This project is a part of our shared program with Africa Sand Dam Foundation. Our team is pleased to directly share the below report (edited for clarity, as needed).
Welcome to the School
Kavumbu Secondary School is located in a area where water shortage is persistently an issue. Lack of water has affected school enrollment as students reportedly drop out of school due to the lack of sanitation and basic facilities. The girl child is affected the most, as basic sanitation issues greatly affect her personal hygiene. Various organizations have tried to implement hygiene programs in the community, and the government has contributed finances to channel water from the area's main river sources. However, frequent breakdowns make these systems unreliable.
The school was selected by parents and self-help group members who are doing other projects with ASDF. Consultations with the school management committee resulted in our decision to build the school a rainwater catchment tank. With the tank, the school hopes to boost academic performance and student enrollment.

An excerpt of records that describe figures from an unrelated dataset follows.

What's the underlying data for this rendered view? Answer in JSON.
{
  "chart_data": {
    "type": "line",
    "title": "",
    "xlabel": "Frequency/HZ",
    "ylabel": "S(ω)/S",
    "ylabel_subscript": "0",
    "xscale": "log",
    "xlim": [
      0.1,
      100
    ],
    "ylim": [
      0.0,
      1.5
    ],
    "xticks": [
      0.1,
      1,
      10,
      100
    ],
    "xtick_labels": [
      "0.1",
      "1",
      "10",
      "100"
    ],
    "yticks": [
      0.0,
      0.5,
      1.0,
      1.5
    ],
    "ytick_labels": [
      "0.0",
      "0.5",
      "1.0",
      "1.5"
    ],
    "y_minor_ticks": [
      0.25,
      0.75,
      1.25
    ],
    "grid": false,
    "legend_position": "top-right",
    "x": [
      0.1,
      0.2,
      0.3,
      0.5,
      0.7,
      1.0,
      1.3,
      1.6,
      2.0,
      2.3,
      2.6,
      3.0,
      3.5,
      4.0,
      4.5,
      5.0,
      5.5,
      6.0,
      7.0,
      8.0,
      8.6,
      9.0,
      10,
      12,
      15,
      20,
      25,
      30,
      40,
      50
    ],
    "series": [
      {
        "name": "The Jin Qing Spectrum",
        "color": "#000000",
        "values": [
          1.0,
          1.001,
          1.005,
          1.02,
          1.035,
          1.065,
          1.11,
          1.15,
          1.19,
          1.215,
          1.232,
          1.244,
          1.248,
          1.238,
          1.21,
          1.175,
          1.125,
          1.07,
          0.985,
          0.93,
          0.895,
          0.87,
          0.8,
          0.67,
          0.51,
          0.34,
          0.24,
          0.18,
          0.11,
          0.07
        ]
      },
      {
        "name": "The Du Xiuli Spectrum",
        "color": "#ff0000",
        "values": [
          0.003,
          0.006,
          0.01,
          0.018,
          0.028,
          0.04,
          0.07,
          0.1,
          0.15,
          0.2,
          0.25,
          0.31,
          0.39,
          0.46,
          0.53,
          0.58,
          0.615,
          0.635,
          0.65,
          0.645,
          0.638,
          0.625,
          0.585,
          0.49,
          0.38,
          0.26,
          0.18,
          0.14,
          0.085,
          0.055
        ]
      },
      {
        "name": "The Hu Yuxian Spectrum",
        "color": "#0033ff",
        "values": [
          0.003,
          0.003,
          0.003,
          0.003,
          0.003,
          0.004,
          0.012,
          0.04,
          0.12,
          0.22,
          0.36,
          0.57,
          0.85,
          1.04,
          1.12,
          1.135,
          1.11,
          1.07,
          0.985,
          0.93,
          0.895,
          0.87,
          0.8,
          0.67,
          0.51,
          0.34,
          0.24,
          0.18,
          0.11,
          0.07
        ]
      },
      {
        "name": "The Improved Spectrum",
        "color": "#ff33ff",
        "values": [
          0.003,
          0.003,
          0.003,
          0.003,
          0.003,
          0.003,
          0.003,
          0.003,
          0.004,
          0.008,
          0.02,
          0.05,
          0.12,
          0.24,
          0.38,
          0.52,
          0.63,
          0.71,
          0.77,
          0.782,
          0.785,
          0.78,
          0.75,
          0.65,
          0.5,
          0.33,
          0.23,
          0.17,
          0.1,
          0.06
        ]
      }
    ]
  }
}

Since Kavumbu Secondary doesn't have a reliable water source on school grounds, they are forced to seek other solutions. The school has boarding facilities for 176 students; 92 girls and 84 boys. The school must buy water from a borehole which is 14 kilometers away from the school! The school incurs a bill of 5000 Kenyan shillings per water-fetching trip. Such a large water bill results in raised tuition fees.
The school is also connected to a water pipeline that sources from one of the area's main rivers. Even though the pipeline is unreliable, the school is still charged 10,000 shillings. Alternatively, the school can hire donkeys to go fetch water directly from the river. All of these options incur extra costs that have pushed school fees to an all-time high. Households that scrape together funds to pay for their children's education are suffering.
The school has a 10,000-liter plastic reservoir tank used to store water meant for cooking and drinking. In a day, the school needs an average of 2000 liters of water. Due to these strains, the school has challenges in maintaining a clean environment.
Children report cases of stomachache and diarrhea during the dry periods when the school has to rely on various different water sources. Since there is only a limited amount of water, the school has to ration the amount of water each student consumes per day. The low water rations have affected personal hygiene, especially the hygiene of boarders. With these conditions, the health and academic performance of all students are poor.
Kavumbu Secondary School has 14 pit latrines that teachers and students try their best to keep clean. However, this is difficult without enough water to do the job well. There are six bathing rooms for the boarders, but no hand-washing stations. There are a few clotheslines and dish racks for boarders to dry their belongings. The school has an open pit for disposing of garbage. School attendants burn the pit's contents to keep it from overflowing.
All of the teaching and emphasis on hygiene happens in the classroom. There is minimal practice or enforcement of hygiene and sanitation outside the classroom. We believe this all results from a lack of water.
Plans: Hygiene and Sanitation Training
That's why students and teachers will greatly benefit from hygiene and sanitation training. The facilitator will hold training for one day at the school compound. This will involve students, teachers, and parents. CHAST (Children’s Hygiene and Sanitation Training) will be used to teach personal hygiene and how to handle the new rainwater catchment tank. A highlight of the training session will be how to wash hands the right way!
The school will also be trained on how to form a school health club which will be responsible for in promoting hygiene and sanitation in the school. The school will also be expected to periodically clean the tank to prevent water contamination. The school management will ensure that water treatment is enforced.
Plans: Tank Construction
We are planning for a 105,000-liter rainwater catchment tank on school grounds. Parents have already begun gathering local materials that can be used in tank construction!
We also plan to deliver hand-washing stations before training so that they can be used for demonstrations and practice.